Jean FAUTRIER
1898–1964, France

Also known as: JF

Name Jean FAUTRIER
Birth 1898
Died 1964

French painter, printmaker, illustrator and sculptor. In 1917 he was called up for the French Army, but because of his poor health he was soon transferred to the auxiliary corps. In 1922 Fautrier moved to Paris,. He started to produce engravings and etchings.

In 1928 Fautrier met André Malraux, who asked him to illustrate a text of his choice. He settled on Dante\'s Inferno, producing 34 lithographs. Since many of these came close to abstraction, the proposed publication by Gallimard was abandoned. A similar trend towards abstraction was apparent in Fautrier\'s pastels and in oil paintings, executed in an expressive gestural style. In fact, much of his work of that year foreshadowed his later Art informel. From 1927 to 1930 he produced a number of paintings in sombre tones of female models. Concurrent with these were his first bronze sculptures, again of female figures.

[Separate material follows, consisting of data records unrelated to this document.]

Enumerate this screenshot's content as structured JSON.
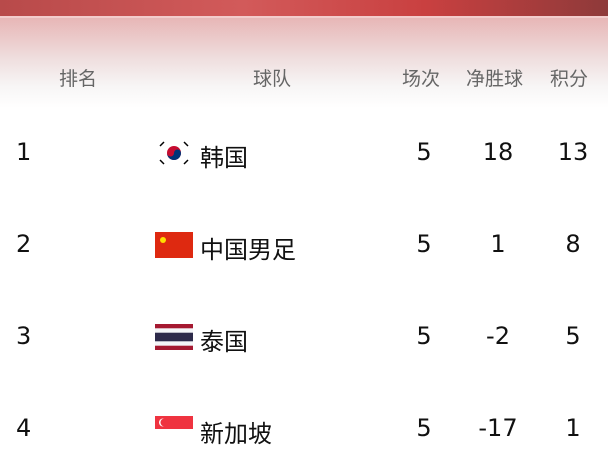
{
  "headers": {
    "rank": "排名",
    "team": "球队",
    "played": "场次",
    "goal_diff": "净胜球",
    "points": "积分"
  },
  "rows": [
    {
      "rank": "1",
      "flag": "south-korea-flag-icon",
      "team": "韩国",
      "played": "5",
      "goal_diff": "18",
      "points": "13"
    },
    {
      "rank": "2",
      "flag": "china-flag-icon",
      "team": "中国男足",
      "played": "5",
      "goal_diff": "1",
      "points": "8"
    },
    {
      "rank": "3",
      "flag": "thailand-flag-icon",
      "team": "泰国",
      "played": "5",
      "goal_diff": "-2",
      "points": "5"
    },
    {
      "rank": "4",
      "flag": "singapore-flag-icon",
      "team": "新加坡",
      "played": "5",
      "goal_diff": "-17",
      "points": "1"
    }
  ],
  "colors": {
    "header_red": "#c94040"
  }
}
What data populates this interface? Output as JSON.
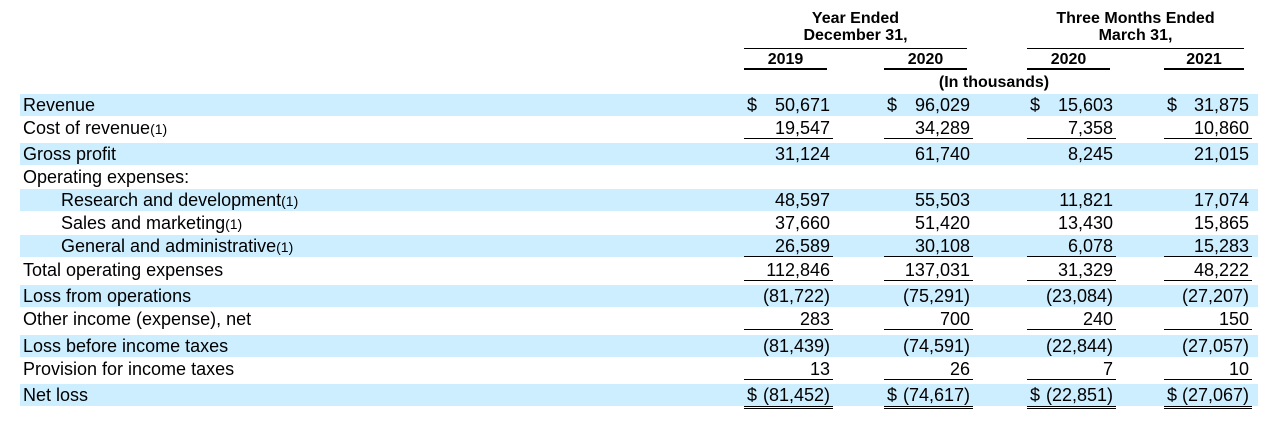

During most of the 1930s Fautrier\'s output was very slight. At the outbreak of World War II he left the mountains and lived in Marseille, Aix-en-Provence and Bordeaux.

After being arrested and briefly imprisoned by the Germans in January 1943, Fautrier settled in the outskirts of Paris, where in 1945 he bought an old château in which he remained until his death.

After the Soviet crackdown in Hungary in 1956, Fautrier painted a number of works entitled Head of Partisan in homage to the tragic courage of its victims. He continued to work within the terms of Art informel, approaching total abstraction in paintings.